“Tester’s don’t like to break things; they like to dispel the illusion that things work.” – Kaner, Bach, Pettichord
When is World Tester’s Day celebrated?
The World Tester’s Day is recognised on the 9th of September every year to mark the discovery of the first ever bug that in 1947.
The story behind World Tester’s Day
It’s been around 75 years since the first bug was found. On September 9, 1947, Grace Hopper, a computer scientist at Harvard University was testing the Mark II Calculator (designed by Howard Aiken), when she founded a genuine little moth between the contacts of the electromechanical relay, Hopper removed the squashed bug and taped it to the project’s logbook with the notation: “first actual case of bug being found.” Hopper had carried out the first “debugging” and coined the term that would become synonymous with the identification and elimination of the frustrating glitches that cause computers to malfunction.
At that time, the tests were focused on the hardware because it was not as developed as today and its reliability was essential for the proper functioning of the software.
The term debugging was associated with the application of a patch for a particular bug as a phase within the stage of software development, and that is why the tests that were performed were only of a corrective nature by taking certain measures in order to make the program work and it was in 1949 when Alan Turing wrote his first article about carrying out checks on a program and then in 1950, in the article “Turing test”, he explains the situation of how a software must adapt to the requirements of a project and the behavior of a machine or a reference system must be indistinguishable.
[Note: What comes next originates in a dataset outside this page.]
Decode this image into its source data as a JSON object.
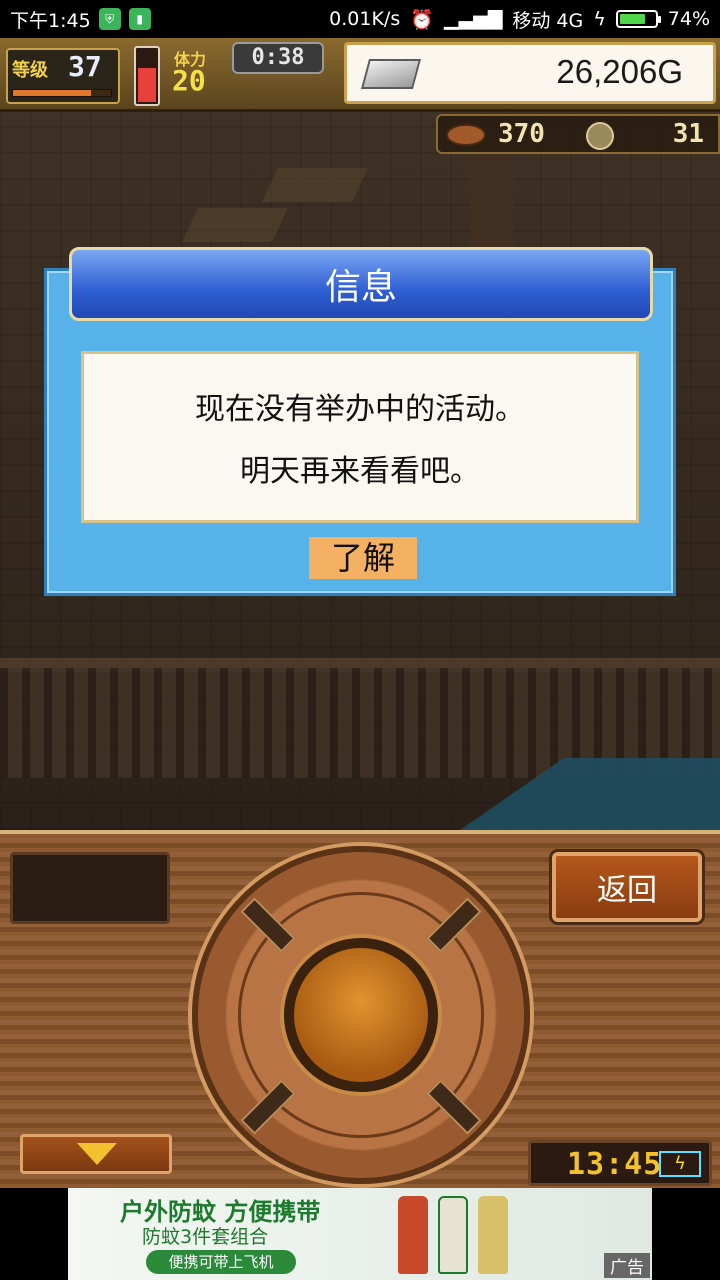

However, according to the Yale Book of Quotations, the American inventor Thomas Alva Edison used the term ‘bug’ in a letter to Theodore Puskas in 1878 to describe a flaw in a system.
According to other sources the term bug was commonly used to describe faults in the system during Edison’s time and according to some reports this wasn’t even the first ever computer bug – “It was reported as the first bug in jest, as it was an insect. The term bug had been used as a label for problems in computers and other electrical systems for a long time before this. Grace Hopper did not find the bug. Bill Burke found the bug. Grace Hopper was the team lead and often told the story of it’s discovery.”
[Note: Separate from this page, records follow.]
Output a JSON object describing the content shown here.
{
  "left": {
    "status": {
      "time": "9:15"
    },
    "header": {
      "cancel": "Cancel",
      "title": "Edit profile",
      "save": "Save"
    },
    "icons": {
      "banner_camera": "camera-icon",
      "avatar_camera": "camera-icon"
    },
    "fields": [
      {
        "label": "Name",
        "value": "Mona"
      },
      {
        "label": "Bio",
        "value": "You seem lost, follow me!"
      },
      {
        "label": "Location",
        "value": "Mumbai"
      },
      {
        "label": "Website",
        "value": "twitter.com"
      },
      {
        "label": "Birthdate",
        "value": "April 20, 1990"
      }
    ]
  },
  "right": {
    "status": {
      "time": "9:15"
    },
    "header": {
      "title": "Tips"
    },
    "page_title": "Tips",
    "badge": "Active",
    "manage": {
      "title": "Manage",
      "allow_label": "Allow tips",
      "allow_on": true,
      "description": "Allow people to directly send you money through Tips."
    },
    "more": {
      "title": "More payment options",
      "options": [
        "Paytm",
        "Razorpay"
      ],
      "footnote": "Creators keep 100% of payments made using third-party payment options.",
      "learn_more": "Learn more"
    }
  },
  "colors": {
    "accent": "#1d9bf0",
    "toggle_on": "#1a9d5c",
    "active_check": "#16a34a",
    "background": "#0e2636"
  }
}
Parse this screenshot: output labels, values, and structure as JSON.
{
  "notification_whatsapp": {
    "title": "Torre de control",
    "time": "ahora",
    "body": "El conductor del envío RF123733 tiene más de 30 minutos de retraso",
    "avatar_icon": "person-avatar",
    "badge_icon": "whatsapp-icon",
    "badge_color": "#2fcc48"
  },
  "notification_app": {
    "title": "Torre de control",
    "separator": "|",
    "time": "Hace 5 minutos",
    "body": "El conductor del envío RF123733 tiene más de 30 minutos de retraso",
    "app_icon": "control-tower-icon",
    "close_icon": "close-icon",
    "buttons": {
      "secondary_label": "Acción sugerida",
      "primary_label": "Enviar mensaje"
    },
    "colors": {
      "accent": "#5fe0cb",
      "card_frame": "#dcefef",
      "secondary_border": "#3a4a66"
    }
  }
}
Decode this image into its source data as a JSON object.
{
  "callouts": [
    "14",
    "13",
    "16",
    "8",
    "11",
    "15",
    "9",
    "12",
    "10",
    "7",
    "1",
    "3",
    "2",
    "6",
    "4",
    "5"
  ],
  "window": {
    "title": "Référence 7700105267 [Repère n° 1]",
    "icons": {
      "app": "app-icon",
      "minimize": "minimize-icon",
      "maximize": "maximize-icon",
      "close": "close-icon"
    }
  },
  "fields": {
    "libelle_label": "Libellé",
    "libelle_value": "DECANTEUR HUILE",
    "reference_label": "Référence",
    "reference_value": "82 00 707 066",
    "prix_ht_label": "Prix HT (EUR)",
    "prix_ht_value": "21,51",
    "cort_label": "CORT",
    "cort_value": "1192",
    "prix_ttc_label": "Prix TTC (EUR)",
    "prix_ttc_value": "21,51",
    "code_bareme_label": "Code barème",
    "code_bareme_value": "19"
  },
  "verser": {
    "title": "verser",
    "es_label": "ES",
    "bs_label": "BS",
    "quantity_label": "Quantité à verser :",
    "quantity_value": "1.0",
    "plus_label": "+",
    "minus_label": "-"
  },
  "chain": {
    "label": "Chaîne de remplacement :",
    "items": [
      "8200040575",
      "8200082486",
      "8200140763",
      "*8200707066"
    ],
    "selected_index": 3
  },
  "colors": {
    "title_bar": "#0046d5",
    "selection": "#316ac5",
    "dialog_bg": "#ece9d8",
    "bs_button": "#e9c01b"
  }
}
Though people have different assumptions for this day, it is important to visualize how the software testing stage has evolved and emerged from its absence to its continuous presence throughout the life cycle. Nowadays that has grown to a pretty big profession. Now there are Test Analysts, Test Engineers, Quality Analysts, Integration Test Engineers, Software Testers, Systems Integration Testers, Quality Assurance Analysts, Technical Test Specialist and so on. The interesting fact is that all these designations have risen from a single BUG.
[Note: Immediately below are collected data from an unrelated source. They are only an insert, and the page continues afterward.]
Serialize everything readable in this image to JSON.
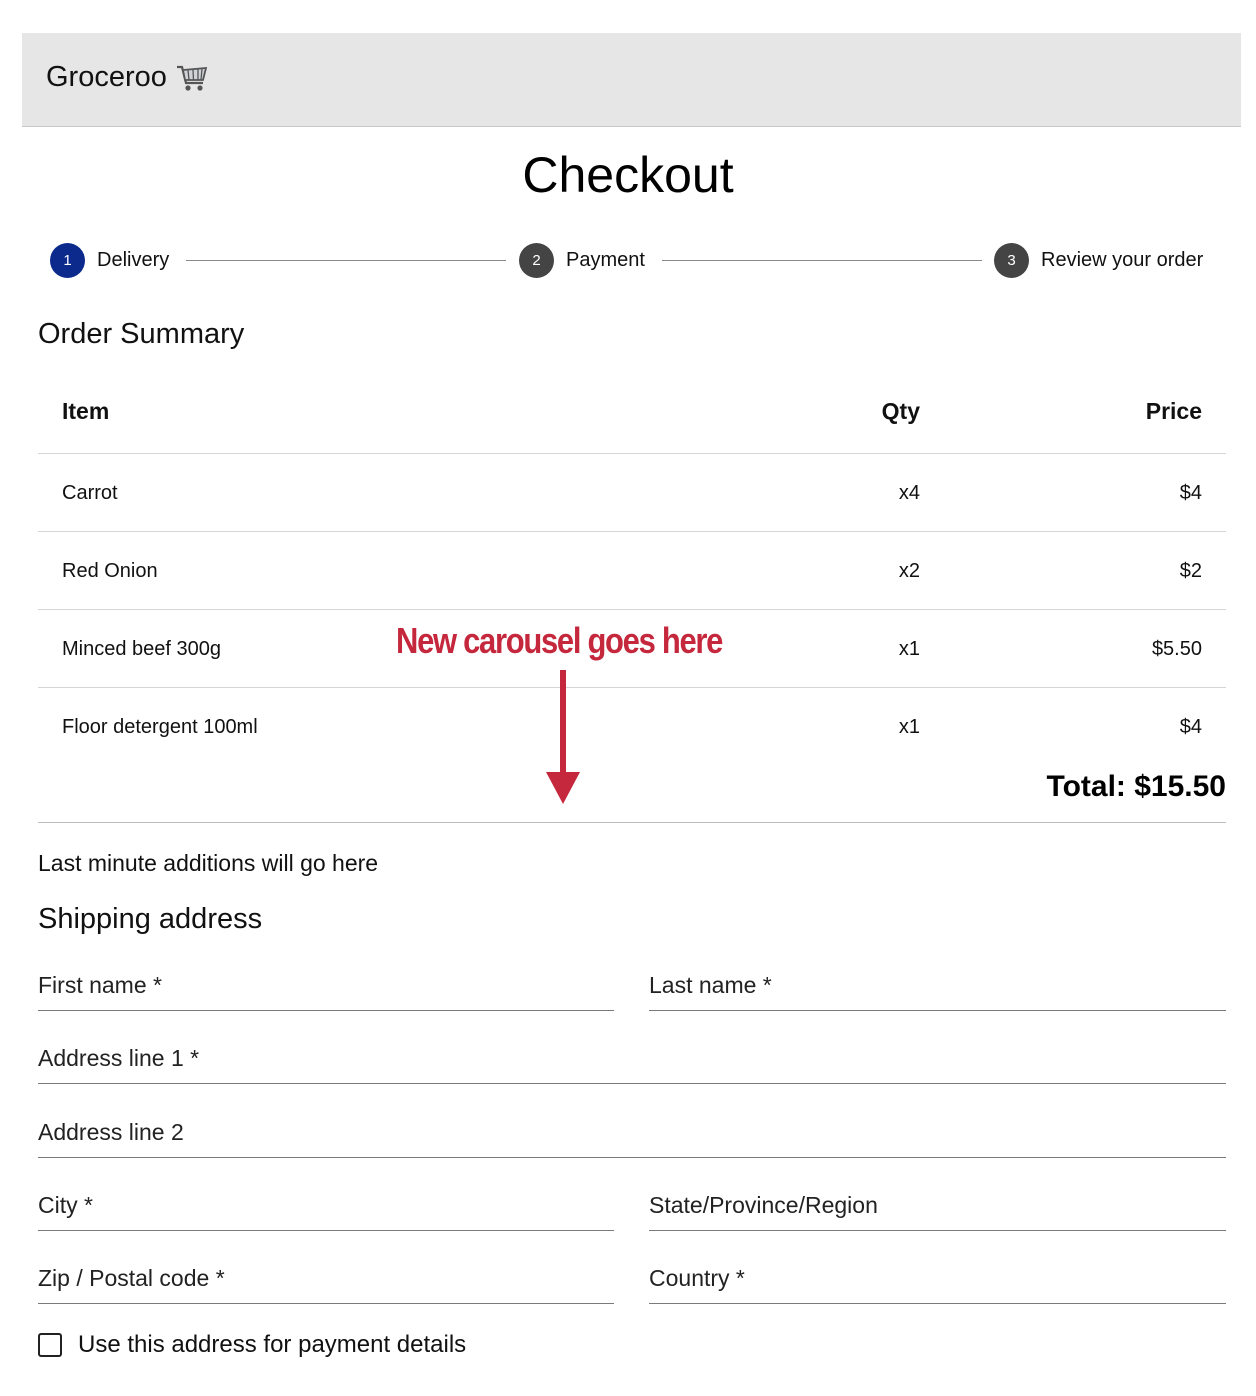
{
  "header": {
    "brand": "Groceroo",
    "brand_icon": "shopping-cart-icon"
  },
  "page": {
    "title": "Checkout"
  },
  "stepper": {
    "steps": [
      {
        "number": "1",
        "label": "Delivery",
        "active": true,
        "color": "#0b2a8c"
      },
      {
        "number": "2",
        "label": "Payment",
        "active": false,
        "color": "#444444"
      },
      {
        "number": "3",
        "label": "Review your order",
        "active": false,
        "color": "#444444"
      }
    ]
  },
  "order_summary": {
    "title": "Order Summary",
    "columns": {
      "item": "Item",
      "qty": "Qty",
      "price": "Price"
    },
    "rows": [
      {
        "item": "Carrot",
        "qty": "x4",
        "price": "$4"
      },
      {
        "item": "Red Onion",
        "qty": "x2",
        "price": "$2"
      },
      {
        "item": "Minced beef 300g",
        "qty": "x1",
        "price": "$5.50"
      },
      {
        "item": "Floor detergent 100ml",
        "qty": "x1",
        "price": "$4"
      }
    ],
    "total": "Total: $15.50"
  },
  "annotation": {
    "text": "New carousel goes here",
    "color": "#c5283d"
  },
  "last_minute": {
    "text": "Last minute additions will go here"
  },
  "shipping": {
    "title": "Shipping address",
    "first_name": "First name *",
    "last_name": "Last name *",
    "address1": "Address line 1 *",
    "address2": "Address line 2",
    "city": "City *",
    "state": "State/Province/Region",
    "zip": "Zip / Postal code *",
    "country": "Country *",
    "use_for_payment": "Use this address for payment details",
    "use_for_payment_checked": false
  }
}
Surely, every day is a Tester’s Day, however, it’s acceptable to have an exceptional day that makes testers around the globe share and team up and feel proud to be one. Congratulations to all the Software Testers around the world who test, who battle with different bugs and errors, know where the bugs are from and this definitely is not an easy job and every one of you deserves this day and should be proud of what you do.